The letter also refers to criticism of the government from the public, scientists and other authorities.
The group say that the inquiry needs to be immediate to learn from mistakes in preparation for a potential second wave.
They say in the letter: “The government is going to have to make many decisions in the coming months.
“The current system for enabling those decisions, based on weak and unreliable data, coupled with the confusion among the public when those decisions are communicated, is fraught with danger.”
The request for an inquiry also draws on some of the stories of those who have died.
They raise issues about the transfer of patients from hospitals to care homes before widespread testing began, exposure to the virus in hospital, and concerns about the protection of key workers.
The group was founded by Matt Fowler and Jo Goodman, both of whom lost relatives to the virus.
Jo's dad Stuart developed the virus after going to hospital for chemotherapy treatment in late March.
He died on April 2.
A week later, a letter arrived at his house advising him to shield from the virus.
Matt Fowler’s dad, Ian, died aged 56 after he was taken into hospital on the day lockdown was announced with coronavirus symptoms.

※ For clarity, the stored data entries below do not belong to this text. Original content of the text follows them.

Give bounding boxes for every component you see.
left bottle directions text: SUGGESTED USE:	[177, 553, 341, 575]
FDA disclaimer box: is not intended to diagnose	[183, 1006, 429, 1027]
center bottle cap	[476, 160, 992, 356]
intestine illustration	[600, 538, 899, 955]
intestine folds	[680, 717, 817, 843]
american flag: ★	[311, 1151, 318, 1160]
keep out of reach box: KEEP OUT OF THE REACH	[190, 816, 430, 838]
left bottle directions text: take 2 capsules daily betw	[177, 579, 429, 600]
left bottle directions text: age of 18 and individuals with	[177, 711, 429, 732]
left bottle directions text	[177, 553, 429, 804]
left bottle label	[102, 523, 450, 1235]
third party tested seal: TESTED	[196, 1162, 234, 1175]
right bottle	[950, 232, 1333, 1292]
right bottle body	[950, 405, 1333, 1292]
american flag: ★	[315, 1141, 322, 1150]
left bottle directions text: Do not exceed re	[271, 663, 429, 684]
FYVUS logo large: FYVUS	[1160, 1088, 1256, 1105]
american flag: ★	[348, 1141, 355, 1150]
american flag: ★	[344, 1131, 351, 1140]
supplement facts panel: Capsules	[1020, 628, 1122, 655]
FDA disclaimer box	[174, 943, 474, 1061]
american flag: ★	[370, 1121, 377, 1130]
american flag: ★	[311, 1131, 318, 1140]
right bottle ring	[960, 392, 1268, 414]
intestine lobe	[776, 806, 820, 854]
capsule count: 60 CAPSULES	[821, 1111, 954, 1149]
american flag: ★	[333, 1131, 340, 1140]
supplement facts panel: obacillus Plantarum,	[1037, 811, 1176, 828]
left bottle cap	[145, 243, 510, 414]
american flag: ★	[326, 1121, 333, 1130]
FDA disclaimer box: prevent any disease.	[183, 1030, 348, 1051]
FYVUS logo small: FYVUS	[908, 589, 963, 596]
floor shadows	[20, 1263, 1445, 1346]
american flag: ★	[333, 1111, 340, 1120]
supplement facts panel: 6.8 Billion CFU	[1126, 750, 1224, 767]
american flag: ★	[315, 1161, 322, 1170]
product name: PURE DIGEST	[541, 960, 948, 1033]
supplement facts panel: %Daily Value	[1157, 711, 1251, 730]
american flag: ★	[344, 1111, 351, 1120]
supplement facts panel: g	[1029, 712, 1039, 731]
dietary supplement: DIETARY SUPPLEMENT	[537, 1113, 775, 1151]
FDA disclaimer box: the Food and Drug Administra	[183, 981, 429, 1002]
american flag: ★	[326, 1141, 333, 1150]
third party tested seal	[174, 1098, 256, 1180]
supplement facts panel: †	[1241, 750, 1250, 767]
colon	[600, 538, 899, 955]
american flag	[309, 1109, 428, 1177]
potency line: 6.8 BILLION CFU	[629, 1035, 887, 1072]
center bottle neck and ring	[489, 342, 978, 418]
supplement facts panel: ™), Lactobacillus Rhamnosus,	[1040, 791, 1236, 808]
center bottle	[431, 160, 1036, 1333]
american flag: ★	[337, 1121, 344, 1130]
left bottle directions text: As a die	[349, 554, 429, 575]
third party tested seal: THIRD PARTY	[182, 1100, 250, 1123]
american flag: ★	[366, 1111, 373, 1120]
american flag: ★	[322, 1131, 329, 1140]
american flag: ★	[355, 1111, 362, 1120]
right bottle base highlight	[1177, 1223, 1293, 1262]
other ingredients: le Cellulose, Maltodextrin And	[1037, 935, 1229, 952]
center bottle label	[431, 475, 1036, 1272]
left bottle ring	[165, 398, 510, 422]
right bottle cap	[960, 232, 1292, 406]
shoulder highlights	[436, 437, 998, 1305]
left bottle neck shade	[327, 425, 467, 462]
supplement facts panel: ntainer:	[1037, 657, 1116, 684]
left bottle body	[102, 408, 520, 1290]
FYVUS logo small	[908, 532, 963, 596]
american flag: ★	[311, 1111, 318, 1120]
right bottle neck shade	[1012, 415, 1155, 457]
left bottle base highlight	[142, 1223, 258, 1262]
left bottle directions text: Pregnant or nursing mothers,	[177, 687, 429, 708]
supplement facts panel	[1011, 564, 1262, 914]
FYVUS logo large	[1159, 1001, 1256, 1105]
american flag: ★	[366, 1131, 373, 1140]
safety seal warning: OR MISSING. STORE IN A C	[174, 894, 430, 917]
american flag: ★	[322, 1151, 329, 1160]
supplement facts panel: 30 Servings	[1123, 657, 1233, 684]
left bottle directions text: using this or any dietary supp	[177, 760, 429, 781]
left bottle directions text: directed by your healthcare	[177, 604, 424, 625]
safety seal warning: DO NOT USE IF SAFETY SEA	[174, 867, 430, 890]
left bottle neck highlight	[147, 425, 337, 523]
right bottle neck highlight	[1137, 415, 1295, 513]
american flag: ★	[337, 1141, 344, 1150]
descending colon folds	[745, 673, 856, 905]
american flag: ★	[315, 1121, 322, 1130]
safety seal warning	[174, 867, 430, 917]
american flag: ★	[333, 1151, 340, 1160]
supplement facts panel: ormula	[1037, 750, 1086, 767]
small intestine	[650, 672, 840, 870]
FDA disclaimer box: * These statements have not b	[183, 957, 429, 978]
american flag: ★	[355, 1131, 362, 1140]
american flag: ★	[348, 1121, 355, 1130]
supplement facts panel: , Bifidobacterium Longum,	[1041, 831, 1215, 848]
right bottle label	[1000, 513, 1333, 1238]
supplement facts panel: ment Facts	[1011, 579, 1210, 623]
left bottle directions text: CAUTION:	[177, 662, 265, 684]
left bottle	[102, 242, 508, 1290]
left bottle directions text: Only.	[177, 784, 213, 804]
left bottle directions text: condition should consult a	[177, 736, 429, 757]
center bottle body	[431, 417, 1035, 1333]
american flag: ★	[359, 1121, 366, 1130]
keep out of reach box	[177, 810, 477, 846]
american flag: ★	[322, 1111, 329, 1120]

Mr Fowler described his dad as “the life and soul of literally every party, even the ones that he wasn’t invited to.
"He lived life loud.
“It’s like having the linchpin of your whole life taken away because it didn’t matter what you were doing, or who you were, or where you were.
"He was always a big part of it.
“We always joked that we couldn’t take him anywhere because he knew everybody.”
Mr Fowler said that despite social distancing measures forcing the family to change their funeral plans, over 300 people lined the streets to say goodbye to his father.
Ian developed Covid-19 symptoms before the lockdown began.
He believes "lockdown came far too late" and if it had been brought in earlier it would have "saved his life".
Liverpool law firm Broudie Jackson Canter are helping the group with their call for an inquiry.
Elkan Abrahamson, the Head of Major Inquiries at the firm, said: “A public inquiry is inevitable and essential.
"I support the group’s call for an immediate limited phase to that inquiry to prevent further deaths.”
A government spokesperson said: "At some point in the future there will be an opportunity for us to look back, to reflect and to learn some profound lessons.
"But at the moment, the most important thing to do is to focus on responding to the current situation."